NEW ORLEANS, LA - An extensive drainage system and new drainage projects within the city for the past 80 years have caused subsidence and turned the city's overall topography into a saucer configuration. The city is bounded by Lake Pontchartrain on the north and the Mississippi River on the south. New Orleans is, thus, susceptible to flooding from heavy rainfall, or surrounding water that breaches or overflows its levees.

The City of New Orleans and Orleans Parish currently has a total of 4,279 structures on the National Flood Insurance Program’s (NFIP) repetitive loss list.

Structure elevation has been considered an effective alternative in many situations to eliminate the flood damages to a flood prone structure. Recent technology has substantially reduced the cost to elevate the complete concrete slab structure with the slab attached.
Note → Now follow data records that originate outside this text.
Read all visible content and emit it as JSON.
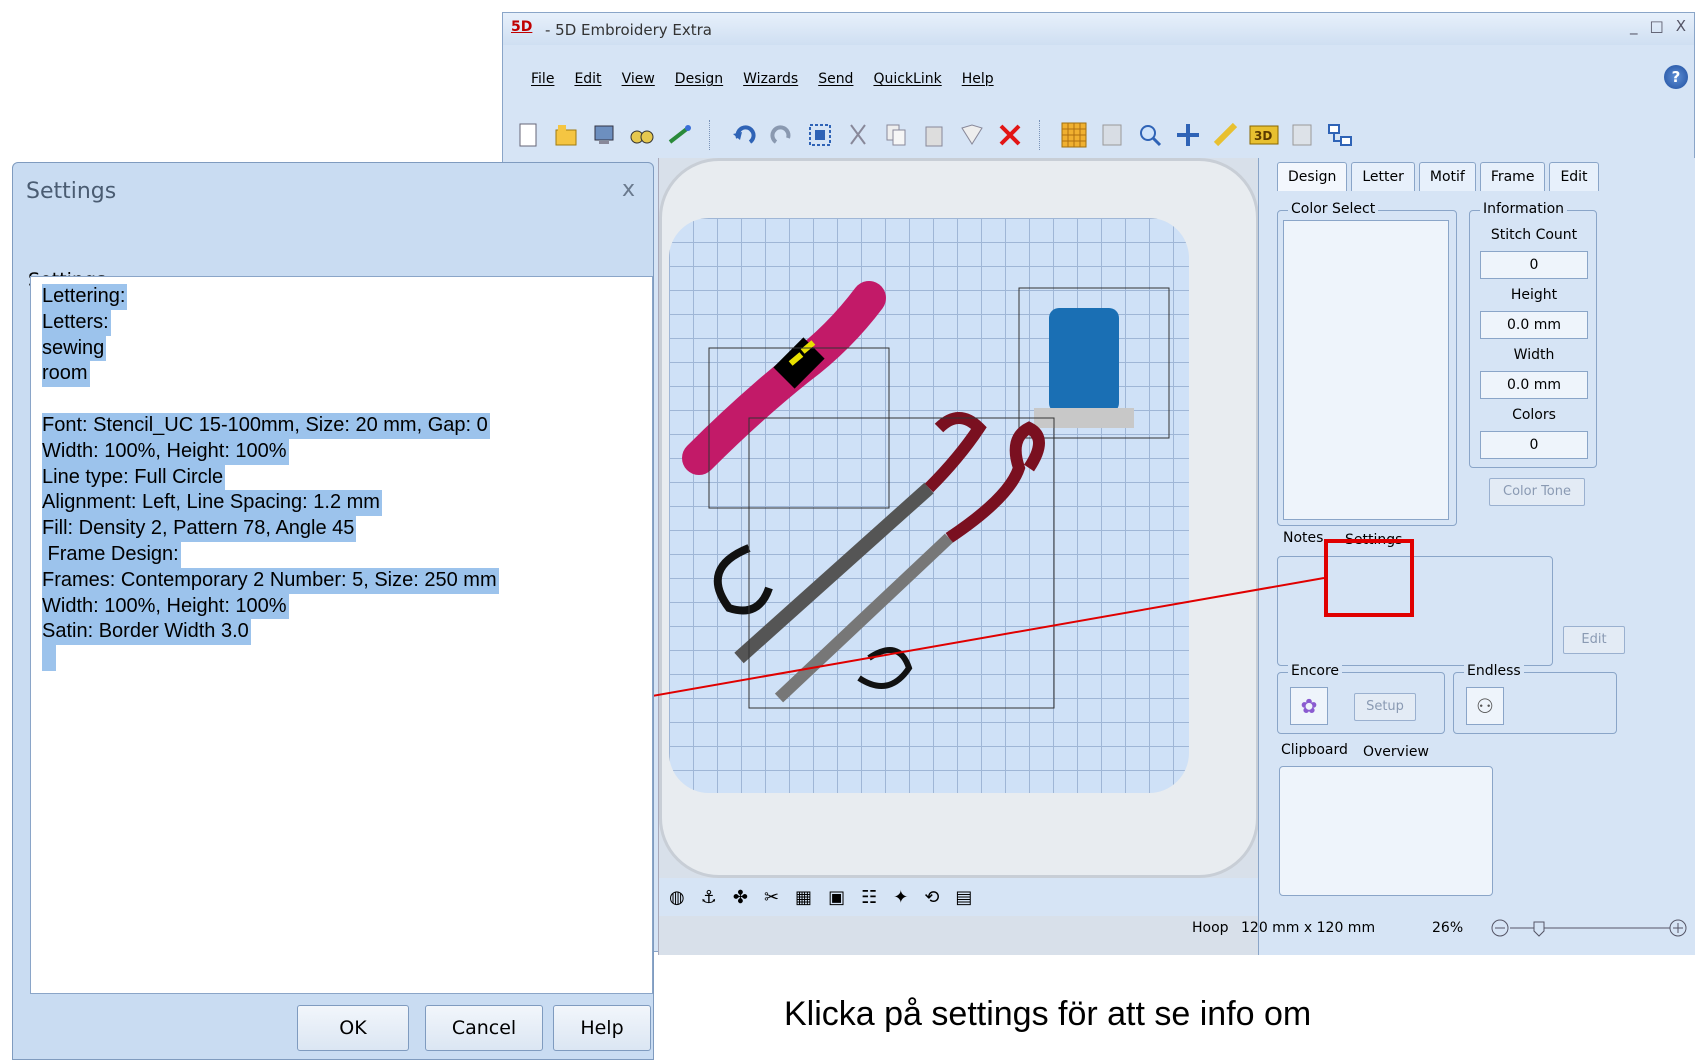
{
  "app": {
    "logo": "5D",
    "title": "- 5D Embroidery Extra",
    "window_controls": [
      "_",
      "□",
      "X"
    ],
    "menu": [
      "File",
      "Edit",
      "View",
      "Design",
      "Wizards",
      "Send",
      "QuickLink",
      "Help"
    ],
    "help_icon_glyph": "?"
  },
  "toolbar": {
    "icons": [
      "new-document-icon",
      "open-folder-icon",
      "mycomputer-icon",
      "find-icon",
      "wizard-icon",
      "undo-icon",
      "redo-icon",
      "select-icon",
      "cut-icon",
      "copy-icon",
      "paste-icon",
      "duplicate-icon",
      "delete-icon",
      "grid-icon",
      "design-view-icon",
      "zoom-icon",
      "move-icon",
      "measure-icon",
      "3d-icon",
      "properties-icon",
      "hierarchy-icon"
    ]
  },
  "panel": {
    "tabs": [
      "Design",
      "Letter",
      "Motif",
      "Frame",
      "Edit"
    ],
    "active_tab": "Design",
    "color_select_title": "Color Select",
    "information_title": "Information",
    "info": [
      {
        "label": "Stitch Count",
        "value": "0"
      },
      {
        "label": "Height",
        "value": "0.0 mm"
      },
      {
        "label": "Width",
        "value": "0.0 mm"
      },
      {
        "label": "Colors",
        "value": "0"
      }
    ],
    "color_tone_button": "Color Tone",
    "notes_tab": "Notes",
    "settings_tab": "Settings",
    "edit_button": "Edit",
    "encore_title": "Encore",
    "setup_button": "Setup",
    "endless_title": "Endless",
    "clipboard_tab": "Clipboard",
    "overview_tab": "Overview"
  },
  "status": {
    "hoop_label": "Hoop",
    "hoop_size": "120 mm x 120 mm",
    "zoom": "26%"
  },
  "dialog": {
    "title": "Settings",
    "close_glyph": "x",
    "label": "Settings:",
    "lines": [
      "Lettering:",
      "Letters:",
      "sewing",
      "room",
      "",
      "Font: Stencil_UC 15-100mm, Size: 20 mm, Gap: 0",
      "Width: 100%, Height: 100%",
      "Line type: Full Circle",
      "Alignment: Left, Line Spacing: 1.2 mm",
      "Fill: Density 2, Pattern 78, Angle 45",
      " Frame Design:",
      "Frames: Contemporary 2 Number: 5, Size: 250 mm",
      "Width: 100%, Height: 100%",
      "Satin: Border Width 3.0",
      " "
    ],
    "ok": "OK",
    "cancel": "Cancel",
    "help": "Help"
  },
  "caption": "Klicka på settings för att se info om",
  "colors": {
    "highlight": "#e00000",
    "selection": "#9cc3ec",
    "window_bg": "#d6e4f5"
  }
}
Typically the elevation process is less disruptive than experiencing another flood and is cost effective for repetitive loss structures. The process does not adversely affect the environment because construction remains within the existing footprint of the structure.

The project consists of the elevation of 11 pre-FIRM (pre Flood Insurance Rate Map) structures on the NFIP target repetitive loss list. Damages to all 11 structures since 1978 are documented to be nearly $1.5 million. At this rate, the total damages over the next 50 years would be estimated at more than $7 million.

The total cost of the elevation project is estimated to be more than $1.6 million.

Standard Homeowner's insurance policies do not cover flood damage. The National Flood Insurance Program makes Federally backed flood insurance available to homeowners, renters, and business owners in participating communities.